Design and synthesis of SO3H-based ionic liquids for direct catalytic conversion of straw to levulinic acid

Abstract

The utilization of ionic liquids (ILs) in the conversion of lignocellulose to levulinic acid (LA) is a significant pathway in the field of bio-refinery. In this study, a series of sulfonic-based ILs with elongated alkyl chains were synthesized using density functional theory. These ILs were then utilized for the conversion of straw into LA in a single reaction vessel. The yield of LA was compared between a single solvent (water) and a biphasic system comprising water and methyl isobutyl ketone (MIBK).
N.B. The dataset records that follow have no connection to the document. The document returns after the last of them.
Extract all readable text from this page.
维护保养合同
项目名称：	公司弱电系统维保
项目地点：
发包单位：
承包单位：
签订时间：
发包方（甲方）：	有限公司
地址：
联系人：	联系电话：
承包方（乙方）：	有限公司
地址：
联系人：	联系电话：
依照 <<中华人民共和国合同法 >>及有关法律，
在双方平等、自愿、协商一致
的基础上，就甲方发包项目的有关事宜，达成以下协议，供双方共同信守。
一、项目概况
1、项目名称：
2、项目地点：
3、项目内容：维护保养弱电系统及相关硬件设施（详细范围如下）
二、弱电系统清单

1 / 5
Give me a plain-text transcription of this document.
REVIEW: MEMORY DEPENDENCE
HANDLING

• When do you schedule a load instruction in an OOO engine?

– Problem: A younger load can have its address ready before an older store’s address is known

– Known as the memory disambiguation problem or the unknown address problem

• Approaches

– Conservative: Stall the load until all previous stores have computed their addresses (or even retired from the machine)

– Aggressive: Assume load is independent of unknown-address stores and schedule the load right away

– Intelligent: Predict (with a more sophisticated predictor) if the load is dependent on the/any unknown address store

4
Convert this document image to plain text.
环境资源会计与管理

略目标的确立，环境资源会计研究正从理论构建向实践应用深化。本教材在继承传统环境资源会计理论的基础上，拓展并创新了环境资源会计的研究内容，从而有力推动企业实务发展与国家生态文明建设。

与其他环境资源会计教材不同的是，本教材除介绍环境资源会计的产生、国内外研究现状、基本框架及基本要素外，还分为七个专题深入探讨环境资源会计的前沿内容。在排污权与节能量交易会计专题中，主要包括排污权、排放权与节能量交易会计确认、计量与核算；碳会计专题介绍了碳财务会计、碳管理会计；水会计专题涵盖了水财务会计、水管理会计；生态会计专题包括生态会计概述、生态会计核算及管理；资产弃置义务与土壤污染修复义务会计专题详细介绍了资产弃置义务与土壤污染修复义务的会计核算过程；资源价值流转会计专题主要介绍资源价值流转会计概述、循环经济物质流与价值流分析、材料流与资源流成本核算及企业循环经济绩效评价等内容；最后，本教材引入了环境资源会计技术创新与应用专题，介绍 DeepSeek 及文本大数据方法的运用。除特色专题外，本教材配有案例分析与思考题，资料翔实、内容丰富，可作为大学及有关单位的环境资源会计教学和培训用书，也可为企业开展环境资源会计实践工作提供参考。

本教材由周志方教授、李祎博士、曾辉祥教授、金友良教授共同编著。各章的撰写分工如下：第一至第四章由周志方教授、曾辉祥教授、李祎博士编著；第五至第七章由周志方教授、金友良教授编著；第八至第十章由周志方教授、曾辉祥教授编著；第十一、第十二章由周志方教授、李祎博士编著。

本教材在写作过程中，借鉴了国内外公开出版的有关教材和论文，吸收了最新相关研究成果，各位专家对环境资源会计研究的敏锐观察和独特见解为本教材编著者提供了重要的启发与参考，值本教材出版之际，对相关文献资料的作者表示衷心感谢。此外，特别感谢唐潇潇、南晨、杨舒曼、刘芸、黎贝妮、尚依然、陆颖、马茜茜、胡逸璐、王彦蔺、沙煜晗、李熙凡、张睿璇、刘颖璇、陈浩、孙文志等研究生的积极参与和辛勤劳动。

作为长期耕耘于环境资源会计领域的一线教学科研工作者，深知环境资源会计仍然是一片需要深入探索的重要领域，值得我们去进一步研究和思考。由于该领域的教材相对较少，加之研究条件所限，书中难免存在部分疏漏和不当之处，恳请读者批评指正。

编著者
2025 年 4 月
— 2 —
Among the investigated ILs, [C3SO3HEim]Cl exhibited a higher yield of LA, reaching up to 11.3 wt% in the aqueous phase and 17.8 wt% in the MIBK-water biphasic system. Furthermore, [C3SO3HEim]Cl displayed a high catalytic efficiency (90.4%) and a yield of LA (16.3 wt%) after 5 cycles. These findings suggest that the elongation of alkyl side chains in ILs enhances the solubility of cellulose and increases the yield of LA. The MIBK-water biphasic system promotes the rehydration of hydroxymethylfurfural (HMF) and reduces the residence time of LA in the aqueous phase, thereby optimizing its yield. This innovative approach involving ILs and the MIBK-water biphasic system presents a novel perspective for the production of LA from biomass.